In my view, a trade war between the US and China is the key risk to the global economy. In a world of integrated supply chains and connected financial markets, its impact is bound to spill beyond their borders and affect the global economy. All eyes are now turned to the June 28 G-20 summit, where the two countries’ presidents are expected to meet. What could this all mean for emerging market (EM) growth and central bank policy? I explore this question below.
Will the G-20 summit bring a truce?
US-China trade tensions have intensified since May, although they have been a concern for investors since early 2018 when the US announced the first tariffs on Chinese imports. In the interim period, we have gone from a tit-for-tat escalation of tariffs to intense engagement and expectations of an imminent deal, and most recently, to a breakdown in talks and further escalation (see table below). We will soon find out if there is light at the end of this tunnel or we are at the brink of an outright trade war.
Recent rhetoric suggests a hardening of positions on both sides. Hence, I do not expect trade tensions to be completely resolved at the G-20 meeting between US President Donald Trump and Chinese President Xi Jinping. Nonetheless, another truce may materialize, avoiding further escalation of tariffs and various other non-tariff barriers, and resumption of talks that could lead to an eventual deal later in 2019 or early 2020.
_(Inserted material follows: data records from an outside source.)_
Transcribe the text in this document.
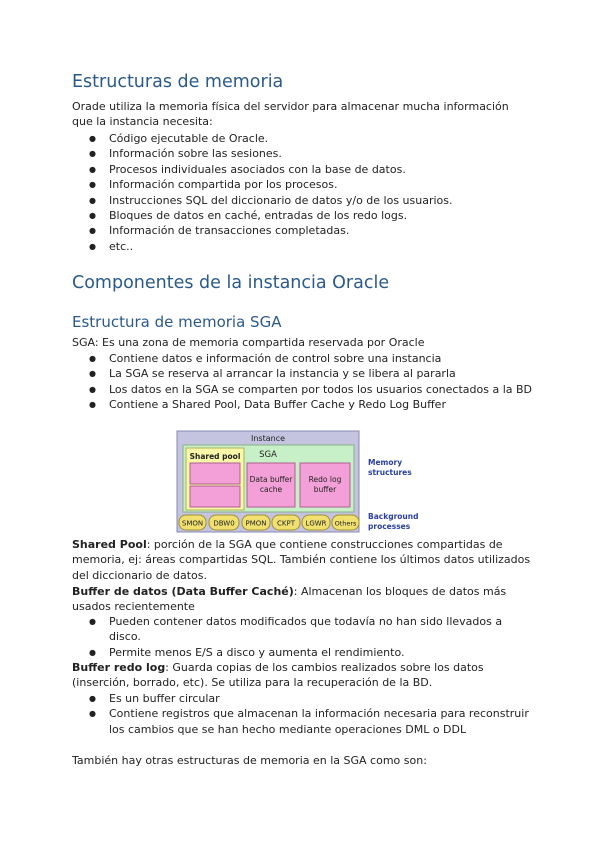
Estructuras de memoria

Orade utiliza la memoria física del servidor para almacenar mucha información que la instancia necesita:

● Código ejecutable de Oracle.
● Información sobre las sesiones.
● Procesos individuales asociados con la base de datos.
● Información compartida por los procesos.
● Instrucciones SQL del diccionario de datos y/o de los usuarios.
● Bloques de datos en caché, entradas de los redo logs.
● Información de transacciones completadas.
● etc..
Componentes de la instancia Oracle
Estructura de memoria SGA

SGA: Es una zona de memoria compartida reservada por Oracle

● Contiene datos e información de control sobre una instancia
● La SGA se reserva al arrancar la instancia y se libera al pararla
● Los datos en la SGA se comparten por todos los usuarios conectados a la BD
● Contiene a Shared Pool, Data Buffer Cache y Redo Log Buffer
Instance
SGA
Shared pool
Data buffer
cache
Redo log
buffer
SMON DBW0 PMON CKPT LGWR Others
Memory
structures
Background
processes

Shared Pool: porción de la SGA que contiene construcciones compartidas de memoria, ej: áreas compartidas SQL. También contiene los últimos datos utilizados del diccionario de datos.

Buffer de datos (Data Buffer Caché): Almacenan los bloques de datos más usados recientemente

● Pueden contener datos modificados que todavía no han sido llevados a disco.
● Permite menos E/S a disco y aumenta el rendimiento.

Buffer redo log: Guarda copias de los cambios realizados sobre los datos (inserción, borrado, etc). Se utiliza para la recuperación de la BD.

● Es un buffer circular
● Contiene registros que almacenan la información necesaria para reconstruir los cambios que se han hecho mediante operaciones DML o DDL

También hay otras estructuras de memoria en la SGA como son:
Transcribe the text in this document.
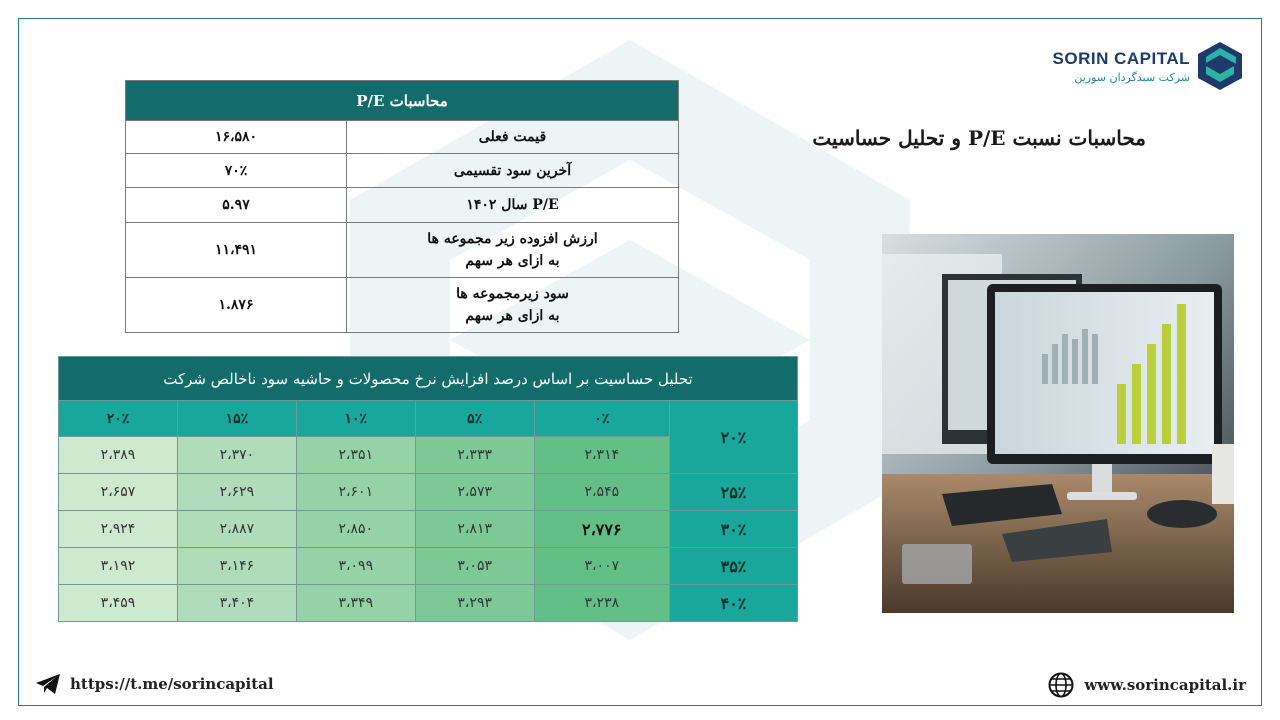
SORIN CAPITAL
شرکت سبدگردان سورین
محاسبات نسبت P/E و تحلیل حساسیت
محاسبات P/E	
قیمت فعلی	۱۶،۵۸۰
آخرین سود تقسیمی	۷۰٪
P/E سال ۱۴۰۲	۵.۹۷
ارزش افزوده زیر مجموعه ها
به ازای هر سهم	۱۱،۴۹۱
سود زیرمجموعه ها
به ازای هر سهم	۱.۸۷۶
تحلیل حساسیت بر اساس درصد افزایش نرخ محصولات و حاشیه سود ناخالص شرکت					
۲۰٪	۰٪	۵٪	۱۰٪	۱۵٪	۲۰٪
	۲،۳۱۴	۲،۳۳۳	۲،۳۵۱	۲،۳۷۰	۲،۳۸۹
۲۵٪	۲،۵۴۵	۲،۵۷۳	۲،۶۰۱	۲،۶۲۹	۲،۶۵۷
۳۰٪	۲،۷۷۶	۲،۸۱۳	۲،۸۵۰	۲،۸۸۷	۲،۹۲۴
۳۵٪	۳،۰۰۷	۳،۰۵۳	۳،۰۹۹	۳،۱۴۶	۳،۱۹۲
۴۰٪	۳،۲۳۸	۳،۲۹۳	۳،۳۴۹	۳،۴۰۴	۳،۴۵۹
https://t.me/sorincapital	www.sorincapital.ir
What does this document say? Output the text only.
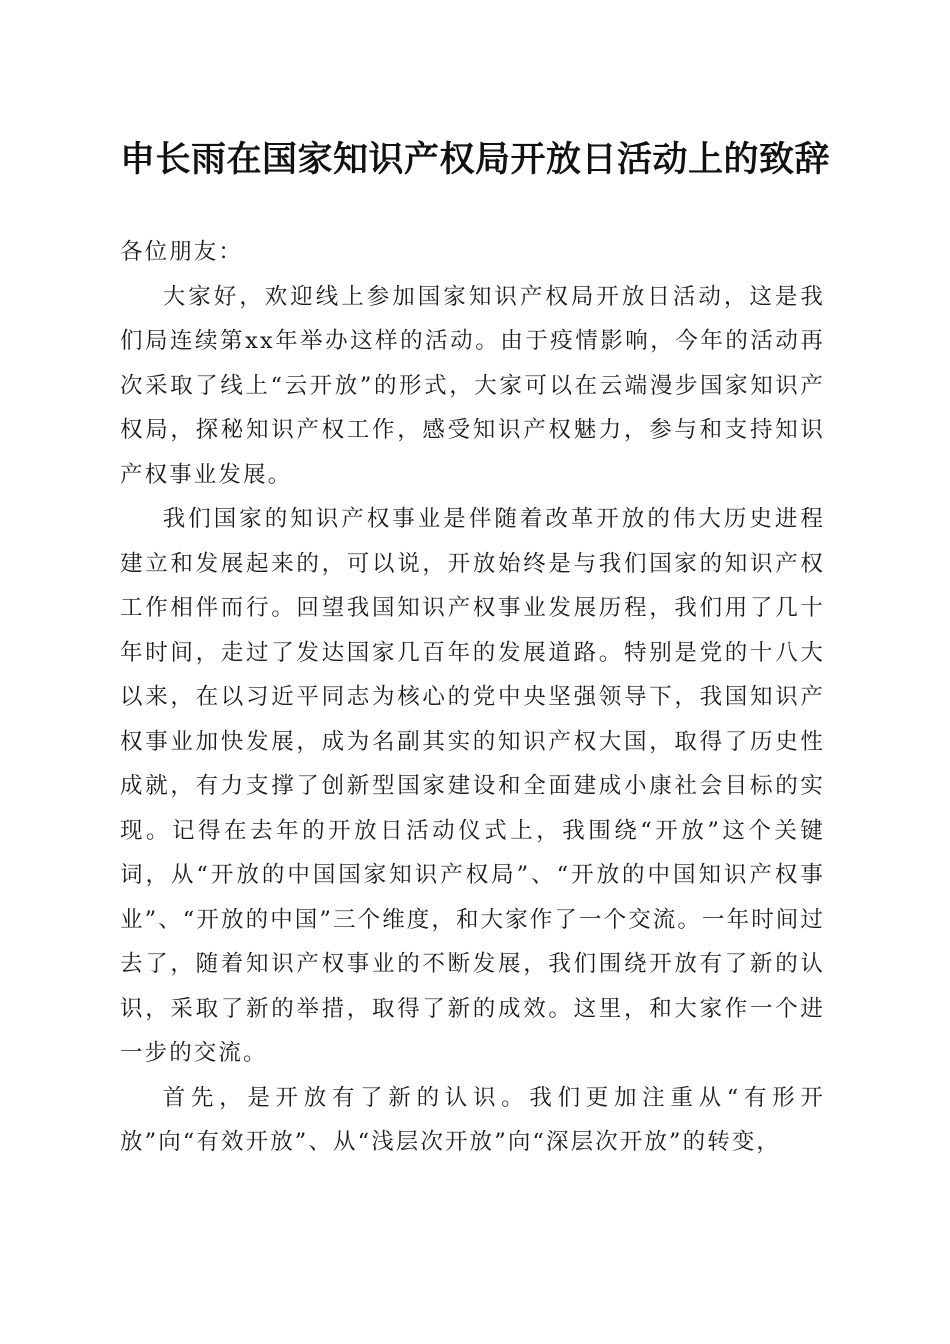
申长雨在国家知识产权局开放日活动上的致辞

各位朋友：

大家好，欢迎线上参加国家知识产权局开放日活动，这是我们局连续第xx年举办这样的活动。由于疫情影响，今年的活动再次采取了线上“云开放”的形式，大家可以在云端漫步国家知识产权局，探秘知识产权工作，感受知识产权魅力，参与和支持知识产权事业发展。

我们国家的知识产权事业是伴随着改革开放的伟大历史进程建立和发展起来的，可以说，开放始终是与我们国家的知识产权工作相伴而行。回望我国知识产权事业发展历程，我们用了几十年时间，走过了发达国家几百年的发展道路。特别是党的十八大以来，在以习近平同志为核心的党中央坚强领导下，我国知识产权事业加快发展，成为名副其实的知识产权大国，取得了历史性成就，有力支撑了创新型国家建设和全面建成小康社会目标的实现。记得在去年的开放日活动仪式上，我围绕“开放”这个关键词，从“开放的中国国家知识产权局”、“开放的中国知识产权事业”、“开放的中国”三个维度，和大家作了一个交流。一年时间过去了，随着知识产权事业的不断发展，我们围绕开放有了新的认识，采取了新的举措，取得了新的成效。这里，和大家作一个进一步的交流。

首先，是开放有了新的认识。我们更加注重从“有形开放”向“有效开放”、从“浅层次开放”向“深层次开放”的转变，
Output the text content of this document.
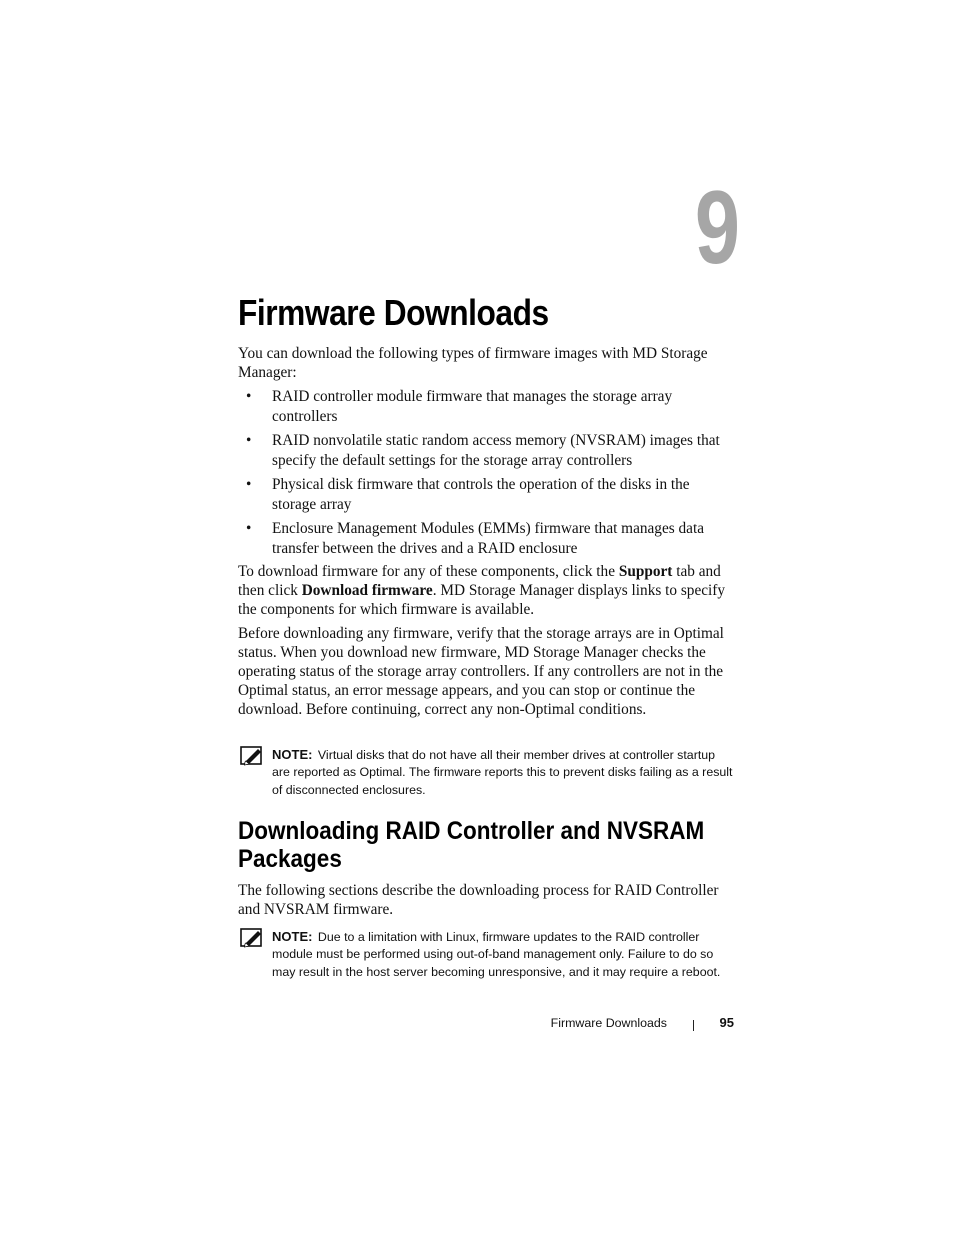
9
Firmware Downloads

You can download the following types of firmware images with MD Storage Manager:

• RAID controller module firmware that manages the storage array controllers
• RAID nonvolatile static random access memory (NVSRAM) images that specify the default settings for the storage array controllers
• Physical disk firmware that controls the operation of the disks in the storage array
• Enclosure Management Modules (EMMs) firmware that manages data transfer between the drives and a RAID enclosure

To download firmware for any of these components, click the Support tab and then click Download firmware. MD Storage Manager displays links to specify the components for which firmware is available.

Before downloading any firmware, verify that the storage arrays are in Optimal status. When you download new firmware, MD Storage Manager checks the operating status of the storage array controllers. If any controllers are not in the Optimal status, an error message appears, and you can stop or continue the download. Before continuing, correct any non-Optimal conditions.

NOTE: Virtual disks that do not have all their member drives at controller startup are reported as Optimal. The firmware reports this to prevent disks failing as a result of disconnected enclosures.

Downloading RAID Controller and NVSRAM Packages

The following sections describe the downloading process for RAID Controller and NVSRAM firmware.

NOTE: Due to a limitation with Linux, firmware updates to the RAID controller module must be performed using out-of-band management only. Failure to do so may result in the host server becoming unresponsive, and it may require a reboot.

Firmware Downloads	95
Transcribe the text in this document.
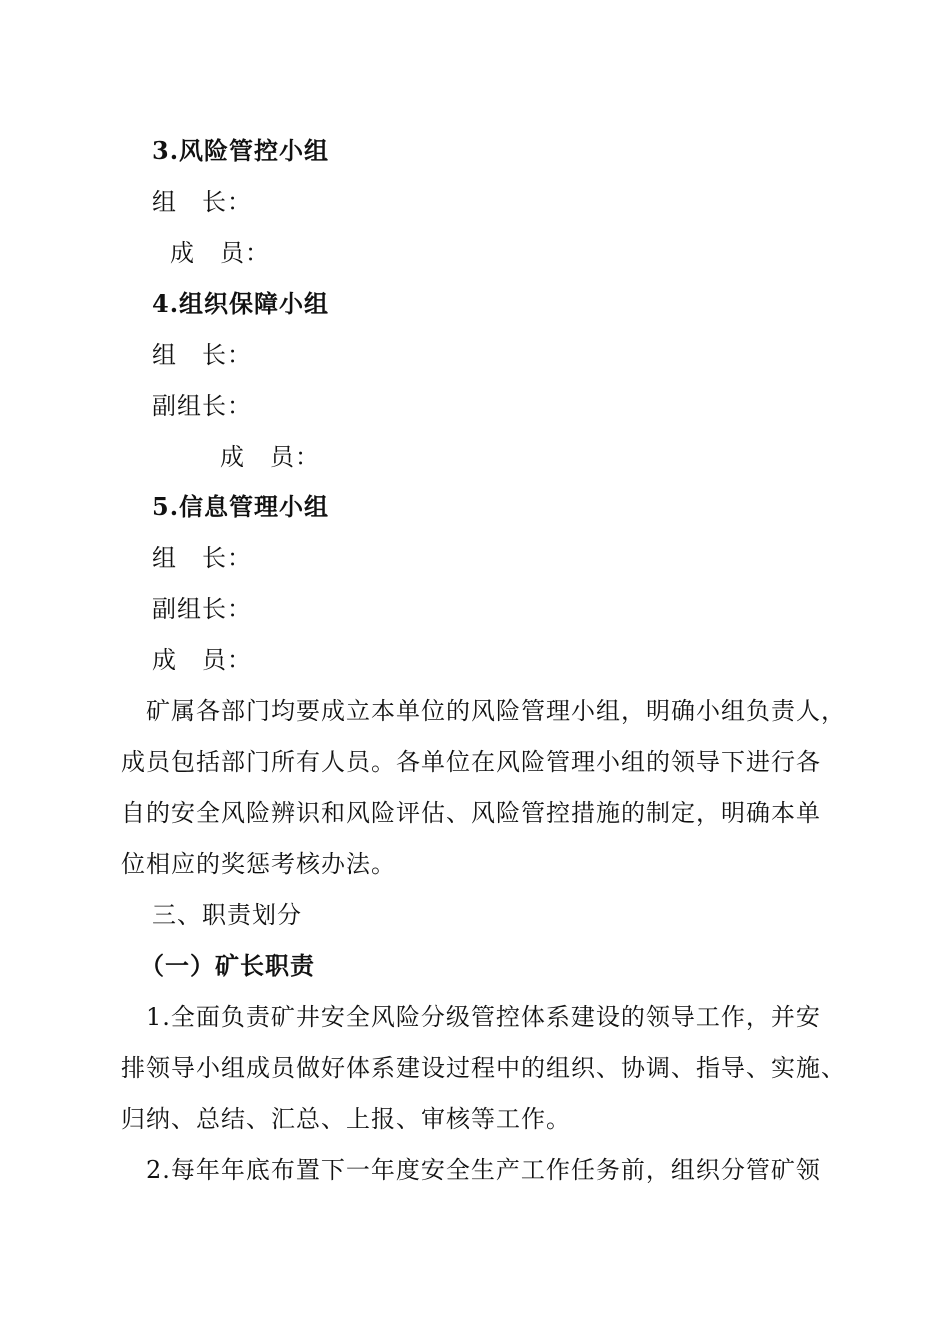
3.风险管控小组
组　长：
成　员：
4.组织保障小组
组　长：
副组长：
成　员：
5.信息管理小组
组　长：
副组长：
成　员：
　矿属各部门均要成立本单位的风险管理小组，明确小组负责人，
成员包括部门所有人员。各单位在风险管理小组的领导下进行各
自的安全风险辨识和风险评估、风险管控措施的制定，明确本单
位相应的奖惩考核办法。
三、职责划分
（一）矿长职责
　1.全面负责矿井安全风险分级管控体系建设的领导工作，并安
排领导小组成员做好体系建设过程中的组织、协调、指导、实施、
归纳、总结、汇总、上报、审核等工作。
　2.每年年底布置下一年度安全生产工作任务前，组织分管矿领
Then there is the question of the form that such a deal may take. The trade dispute between the US and China is now broader than tariffs and has been extended to security and technology issues.1 Even if a trade deal could be reached to save the day, we think the strategic competition between the two countries will be one of the defining themes for the next few decades at least, with repercussions for the global economy and emerging markets. In the medium-to-long term, this could generate losers and winners in certain situations as countries change trading partners and supply chains adjust to the new geopolitics.2 Nonetheless, I believe everyone would eventually lose overall as global growth prospects decline in an environment of protracted geopolitical tensions and de-globalization of production chains.